Nigerian soldiers (file photo)

Nigeria’s Army mowed down as many as 347 Muslims last December while swooping on the followers of the country’s leading Shia cleric, a special investigation has found. 

A report released late Monday by the government of Kaduna state, where the killings occurred, found that the army fired at supporters of Sheik Ibrahim Zakzaky, who is currently detained.

The military and government declined to comment on the report on Tuesday.

The report said Zakzaky’s supporters had taken over a highway, blocking a military convoy; and attacked police with improvised explosives.

Those attacked maintain they were parading peacefully.

“There are families who lost children,” the Wall Street Journal quoted Ibrahim Musa, spokesman for Zakzaky’s Islamic Movement in Nigeria, as saying on Tuesday. “The government is trying to justify the unjustifiable.”

Leading human rights groups have decried the military's attack as "disproportionate" and reported systematic crackdown on Nigerian Shia Muslims.

According to New York-based rights body Human Rights Watch (HRW), Nigerian forces committed several instances of bloodshed against the country’s Shia community in mid-December 2015.

The organization says the Army slew Shia children and opened fire on the unarmed youngsters with no provocation.

The killing of the children, HRW reported, was followed by another incident, in which Nigerian forces killed as many as 1,000 Shias in raids on three Shia centers in the city of Zaria in the Kaduna State from December 12 to 14.

The military has previously said it was acting in self-defense.

The Army’s version “just doesn’t stack up,” Daniel Bekele, the HRW’s Africa director, said. “At best it was a brutal overreaction and at worst it was a planned attack on the minority Shia group.”

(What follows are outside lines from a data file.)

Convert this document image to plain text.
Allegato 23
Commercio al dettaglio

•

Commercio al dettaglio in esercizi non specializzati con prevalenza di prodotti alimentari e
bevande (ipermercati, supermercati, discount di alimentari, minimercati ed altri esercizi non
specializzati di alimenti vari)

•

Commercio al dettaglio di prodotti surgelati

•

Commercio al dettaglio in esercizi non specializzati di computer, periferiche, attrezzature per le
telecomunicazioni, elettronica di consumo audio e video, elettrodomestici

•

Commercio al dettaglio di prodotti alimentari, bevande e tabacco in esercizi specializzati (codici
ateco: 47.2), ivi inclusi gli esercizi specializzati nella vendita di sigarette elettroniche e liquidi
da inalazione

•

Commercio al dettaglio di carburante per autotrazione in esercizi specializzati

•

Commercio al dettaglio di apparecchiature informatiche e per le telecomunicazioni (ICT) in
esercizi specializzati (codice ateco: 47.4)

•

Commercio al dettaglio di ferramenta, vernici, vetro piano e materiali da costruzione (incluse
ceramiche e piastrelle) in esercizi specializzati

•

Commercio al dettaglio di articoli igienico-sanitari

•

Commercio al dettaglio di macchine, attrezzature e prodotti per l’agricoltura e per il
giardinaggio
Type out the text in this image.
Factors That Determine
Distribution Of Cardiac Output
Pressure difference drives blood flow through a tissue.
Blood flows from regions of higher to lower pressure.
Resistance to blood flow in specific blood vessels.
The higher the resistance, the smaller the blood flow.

The HRW’s fellow UK-based rights group Amnesty International has said it would soon release its own investigation into the Army’s treatment of Nigerian Shias, adding that “anyone suspected of criminal responsibility for these crimes must be brought to trial.”

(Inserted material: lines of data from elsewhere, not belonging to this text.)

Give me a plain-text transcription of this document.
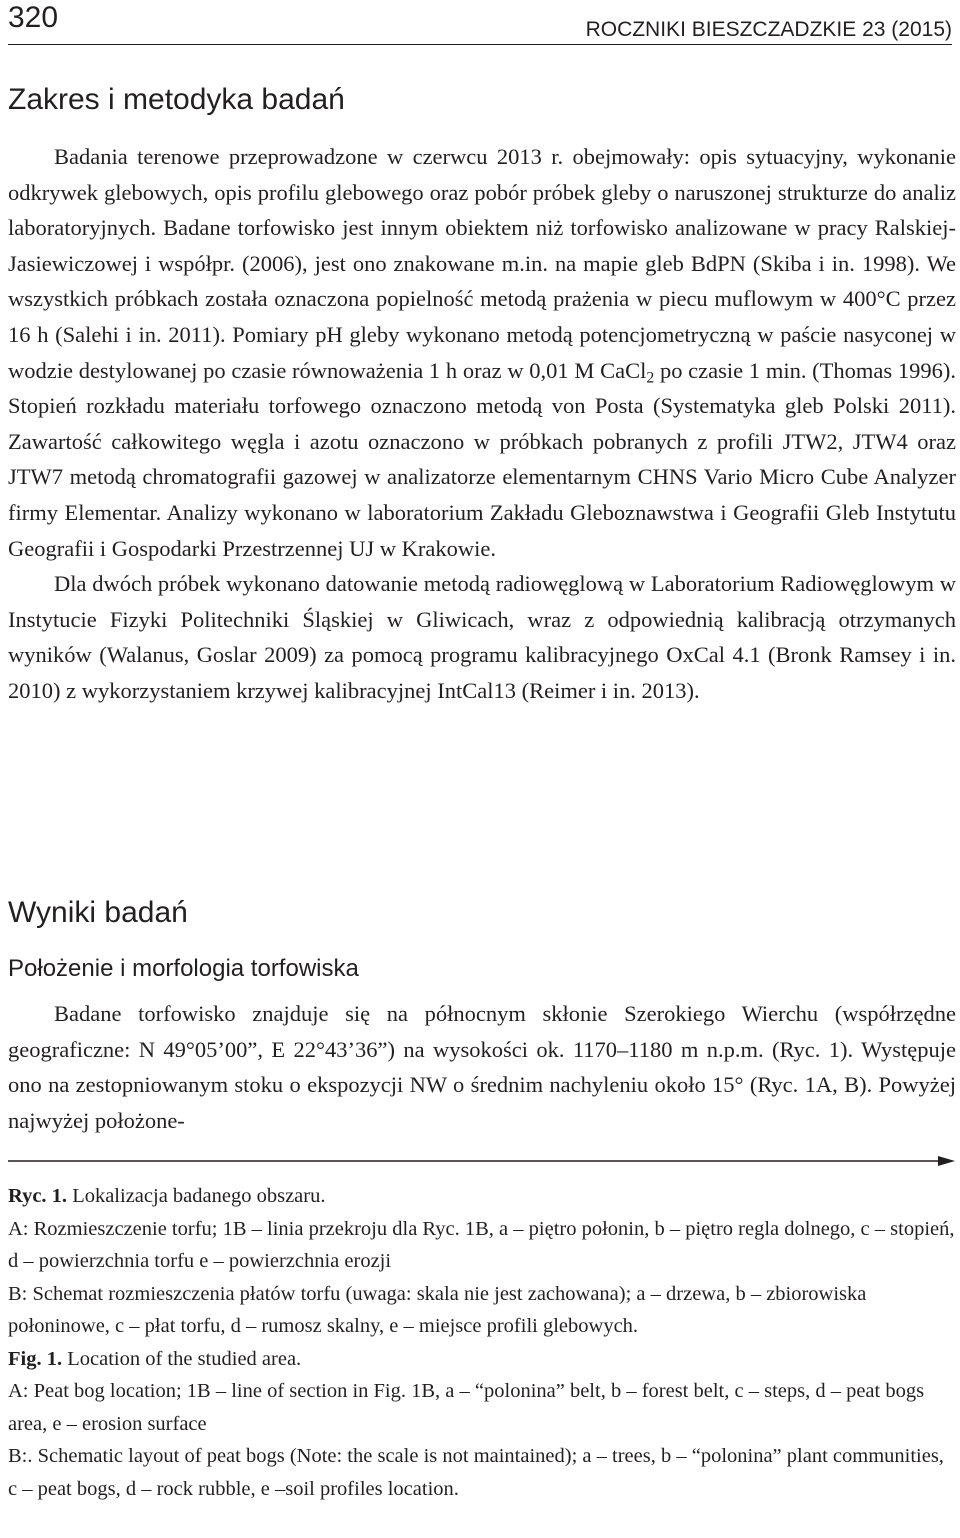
320	ROCZNIKI BIESZCZADZKIE 23 (2015)
Zakres i metodyka badań

Badania terenowe przeprowadzone w czerwcu 2013 r. obejmowały: opis sytuacyjny, wykonanie odkrywek glebowych, opis profilu glebowego oraz pobór próbek gleby o naruszonej strukturze do analiz laboratoryjnych. Badane torfowisko jest innym obiektem niż torfowisko analizowane w pracy Ralskiej-Jasiewiczowej i współpr. (2006), jest ono znakowane m.in. na mapie gleb BdPN (Skiba i in. 1998). We wszystkich próbkach została oznaczona popielność metodą prażenia w piecu muflowym w 400°C przez 16 h (Salehi i in. 2011). Pomiary pH gleby wykonano metodą potencjometryczną w paście nasyconej w wodzie destylowanej po czasie równoważenia 1 h oraz w 0,01 M CaCl$_2$ po czasie 1 min. (Thomas 1996). Stopień rozkładu materiału torfowego oznaczono metodą von Posta (Systematyka gleb Polski 2011). Zawartość całkowitego węgla i azotu oznaczono w próbkach pobranych z profili JTW2, JTW4 oraz JTW7 metodą chromatografii gazowej w analizatorze elementarnym CHNS Vario Micro Cube Analyzer firmy Elementar. Analizy wykonano w laboratorium Zakładu Gleboznawstwa i Geografii Gleb Instytutu Geografii i Gospodarki Przestrzennej UJ w Krakowie.

Dla dwóch próbek wykonano datowanie metodą radiowęglową w Laboratorium Radiowęglowym w Instytucie Fizyki Politechniki Śląskiej w Gliwicach, wraz z odpowiednią kalibracją otrzymanych wyników (Walanus, Goslar 2009) za pomocą programu kalibracyjnego OxCal 4.1 (Bronk Ramsey i in. 2010) z wykorzystaniem krzywej kalibracyjnej IntCal13 (Reimer i in. 2013).

Wyniki badań
Położenie i morfologia torfowiska

Badane torfowisko znajduje się na północnym skłonie Szerokiego Wierchu (współrzędne geograficzne: N 49°05’00”, E 22°43’36”) na wysokości ok. 1170–1180 m n.p.m. (Ryc. 1). Występuje ono na zestopniowanym stoku o ekspozycji NW o średnim nachyleniu około 15° (Ryc. 1A, B). Powyżej najwyżej położone-

Ryc. 1. Lokalizacja badanego obszaru.

A: Rozmieszczenie torfu; 1B – linia przekroju dla Ryc. 1B, a – piętro połonin, b – piętro regla dolnego, c – stopień, d – powierzchnia torfu e – powierzchnia erozji

B: Schemat rozmieszczenia płatów torfu (uwaga: skala nie jest zachowana); a – drzewa, b – zbiorowiska połoninowe, c – płat torfu, d – rumosz skalny, e – miejsce profili glebowych.

Fig. 1. Location of the studied area.

A: Peat bog location; 1B – line of section in Fig. 1B, a – “polonina” belt, b – forest belt, c – steps, d – peat bogs area, e – erosion surface

B:. Schematic layout of peat bogs (Note: the scale is not maintained); a – trees, b – “polonina” plant communities, c – peat bogs, d – rock rubble, e –soil profiles location.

Last December, Nigerian forces raided Zakzaky's house, arresting him after reportedly killing individuals attempting to protect him, including one of the movement’s senior leaders and spokesman.

Zakzaky suffered four bullet wounds during the attack, which also saw the detention of scores of others.

Iranian President Hassan Rouhani expressed his anger over the army’s conduct in a phone call with Nigeria’s President Muhammadu Buhari.